Part 2 of 2
Advertisers are enamored with all the bells and whistles of digital advertising. As a result, traditional newspapers and television struggle to fund real newsgathering by trained journalists. Rumors and innuendos posted by amateurs on blogs and social media platforms are replacing real news — a centuries-old process of refining ethics and standards to achieve accuracy and objectivity as best as humanly possible.
Let me ask you this: Why has Congress exempted Facebook and Google — virtual monopolies — from centuries-old libel and slander common law that tens of thousands of traditional media companies must abide by day in and day out?
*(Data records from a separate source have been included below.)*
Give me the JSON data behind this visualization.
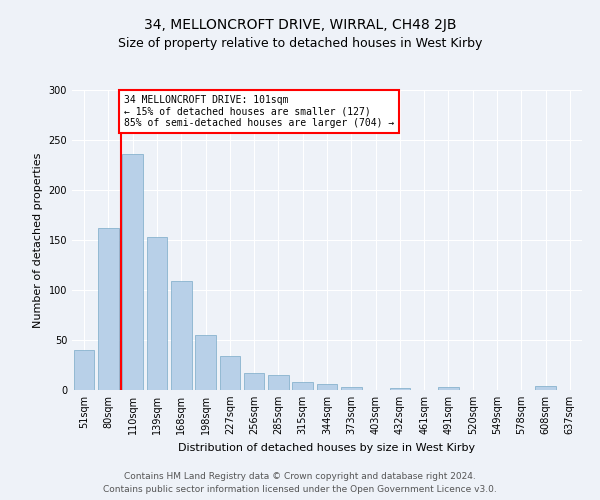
{
  "title": "34, MELLONCROFT DRIVE, WIRRAL, CH48 2JB",
  "subtitle": "Size of property relative to detached houses in West Kirby",
  "xlabel": "Distribution of detached houses by size in West Kirby",
  "ylabel": "Number of detached properties",
  "bar_color": "#b8d0e8",
  "bar_edge_color": "#7aaac8",
  "categories": [
    "51sqm",
    "80sqm",
    "110sqm",
    "139sqm",
    "168sqm",
    "198sqm",
    "227sqm",
    "256sqm",
    "285sqm",
    "315sqm",
    "344sqm",
    "373sqm",
    "403sqm",
    "432sqm",
    "461sqm",
    "491sqm",
    "520sqm",
    "549sqm",
    "578sqm",
    "608sqm",
    "637sqm"
  ],
  "values": [
    40,
    162,
    236,
    153,
    109,
    55,
    34,
    17,
    15,
    8,
    6,
    3,
    0,
    2,
    0,
    3,
    0,
    0,
    0,
    4,
    0
  ],
  "vline_x": 1.5,
  "annotation_texts": [
    "34 MELLONCROFT DRIVE: 101sqm",
    "← 15% of detached houses are smaller (127)",
    "85% of semi-detached houses are larger (704) →"
  ],
  "ylim": [
    0,
    300
  ],
  "yticks": [
    0,
    50,
    100,
    150,
    200,
    250,
    300
  ],
  "footer1": "Contains HM Land Registry data © Crown copyright and database right 2024.",
  "footer2": "Contains public sector information licensed under the Open Government Licence v3.0.",
  "background_color": "#eef2f8",
  "grid_color": "#ffffff",
  "title_fontsize": 10,
  "subtitle_fontsize": 9,
  "xlabel_fontsize": 8,
  "ylabel_fontsize": 8,
  "tick_fontsize": 7,
  "annot_fontsize": 7,
  "footer_fontsize": 6.5
}
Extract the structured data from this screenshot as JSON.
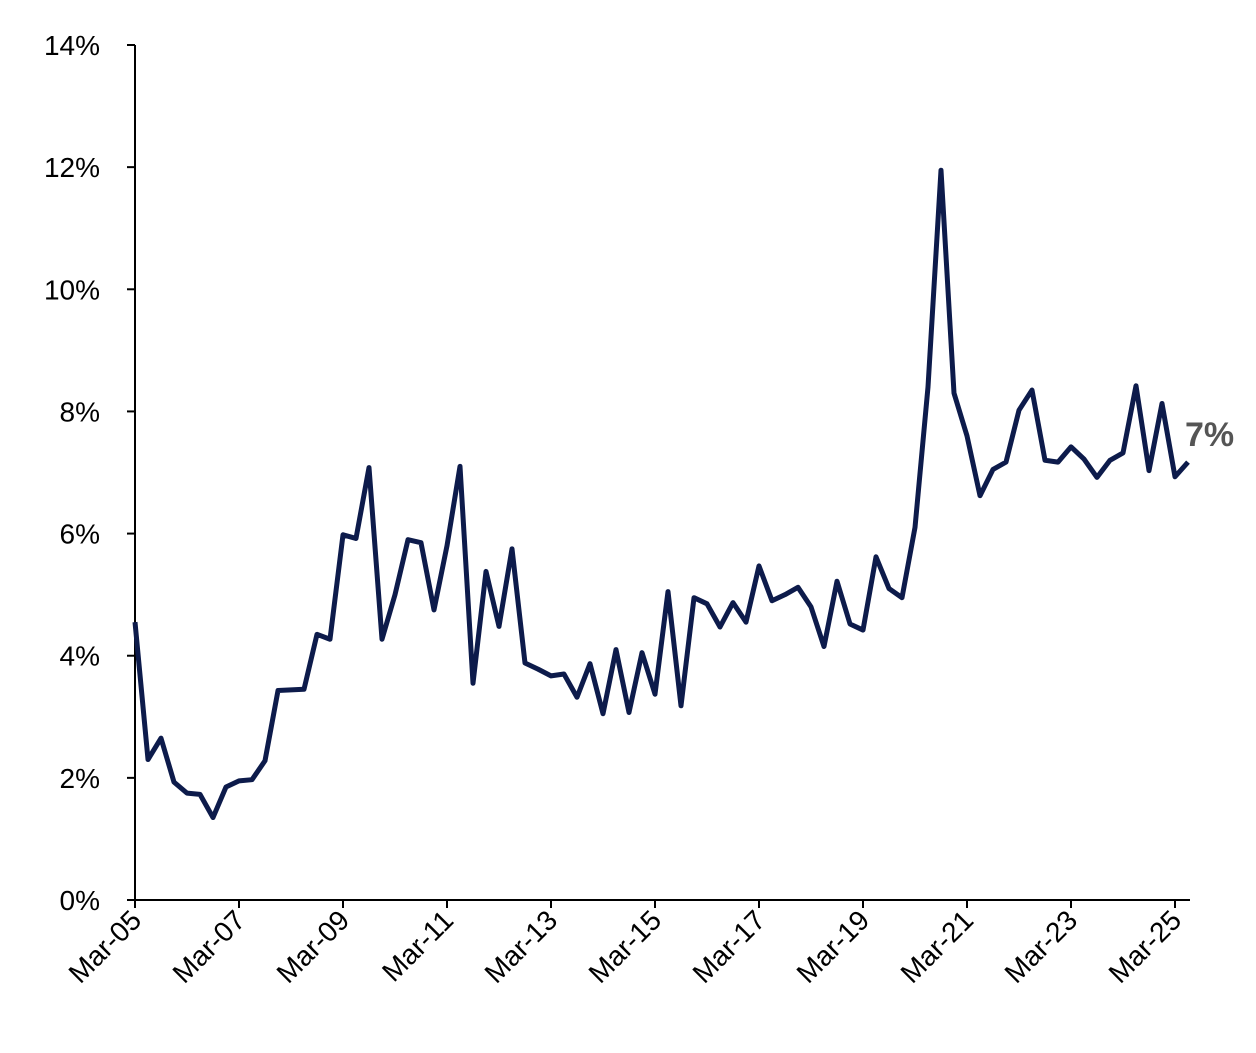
{
  "chart_data": {
    "type": "line",
    "categories": [
      "Mar-05",
      null,
      null,
      null,
      null,
      null,
      null,
      null,
      "Mar-07",
      null,
      null,
      null,
      null,
      null,
      null,
      null,
      "Mar-09",
      null,
      null,
      null,
      null,
      null,
      null,
      null,
      "Mar-11",
      null,
      null,
      null,
      null,
      null,
      null,
      null,
      "Mar-13",
      null,
      null,
      null,
      null,
      null,
      null,
      null,
      "Mar-15",
      null,
      null,
      null,
      null,
      null,
      null,
      null,
      "Mar-17",
      null,
      null,
      null,
      null,
      null,
      null,
      null,
      "Mar-19",
      null,
      null,
      null,
      null,
      null,
      null,
      null,
      "Mar-21",
      null,
      null,
      null,
      null,
      null,
      null,
      null,
      "Mar-23",
      null,
      null,
      null,
      null,
      null,
      null,
      null,
      "Mar-25",
      null
    ],
    "series": [
      {
        "color": "#0d1b4b",
        "values": [
          4.55,
          2.3,
          2.65,
          1.93,
          1.75,
          1.73,
          1.35,
          1.85,
          1.95,
          1.97,
          2.28,
          3.43,
          3.44,
          3.45,
          4.35,
          4.27,
          5.98,
          5.92,
          7.08,
          4.27,
          5.0,
          5.9,
          5.85,
          4.75,
          5.8,
          7.1,
          3.55,
          5.38,
          4.48,
          5.75,
          3.88,
          3.78,
          3.67,
          3.7,
          3.32,
          3.87,
          3.05,
          4.1,
          3.07,
          4.05,
          3.37,
          5.05,
          3.18,
          4.95,
          4.85,
          4.47,
          4.87,
          4.55,
          5.47,
          4.9,
          5.0,
          5.12,
          4.8,
          4.15,
          5.22,
          4.52,
          4.42,
          5.62,
          5.1,
          4.95,
          6.1,
          8.4,
          11.95,
          8.3,
          7.6,
          6.62,
          7.05,
          7.17,
          8.02,
          8.35,
          7.2,
          7.17,
          7.42,
          7.22,
          6.92,
          7.2,
          7.32,
          8.42,
          7.03,
          8.13,
          6.93,
          7.17
        ]
      }
    ],
    "annotation": "7%",
    "ylim": [
      0,
      14
    ],
    "yticks": [
      {
        "value": 0,
        "label": "0%"
      },
      {
        "value": 2,
        "label": "2%"
      },
      {
        "value": 4,
        "label": "4%"
      },
      {
        "value": 6,
        "label": "6%"
      },
      {
        "value": 8,
        "label": "8%"
      },
      {
        "value": 10,
        "label": "10%"
      },
      {
        "value": 12,
        "label": "12%"
      },
      {
        "value": 14,
        "label": "14%"
      }
    ],
    "grid": false
  }
}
To add salt to this gaping wound, the digital ad world is rife with fraud.
In a recent exposé, national website Buzz Feed explained how digital ad fraud works:
The first step to creating convincing fake traffic is to acquire apps used by actual human users. The fraudsters study the behavior of the users and then create bots — automated computer programs — that mimic the same actions. The bots are loaded onto servers that contain specialized software that enables the bots to generate traffic within the specific apps.
In the case of websites in the scheme, the bots visit them using virtual web browsers that help present this traffic as human. In both cases, the fake traffic generates ad views, which in turn earns revenue.
The blending of real humans with bots helps defeat systems built to detect fake traffic because the real traffic and fake traffic look almost exactly the same.
Procter and Gamble just cut their digital advertising by $200 million and saw no effect on sales, leading the company to question the effectiveness of digital advertising.
Digital advertising sells itself as transparent, producing a mountain of data. Only problem: No one knows if that data is real. It’s just images on a screen, easily faked.
Meanwhile, my company’s newspapers and magazines are a real product that you can touch, see and feel. It is not vaporware. It is tangible. It is real. It can’t be faked. Our completely local websites with local ads aren’t connected to the national digital ad networks that are rife with fraud.
In most of our communities, we are the only source of news — just a handful of reporters for tens of thousands of American citizens. We are facing huge challenges to survive. Already there are vast “news deserts” across the American heartland. Corruption proliferates.
Readers and advertisers must support newspapers or they will die. And when they die, they will be sorely missed and hard to bring back. Then Facebook, Google and Amazon will suck out every penny from your communities and give nothing back in return, all the while spying, reporting and profiting from your every word and every move.
Big Brother is here. He walked right through our front door as we lobsters were enjoying a nice warm bath.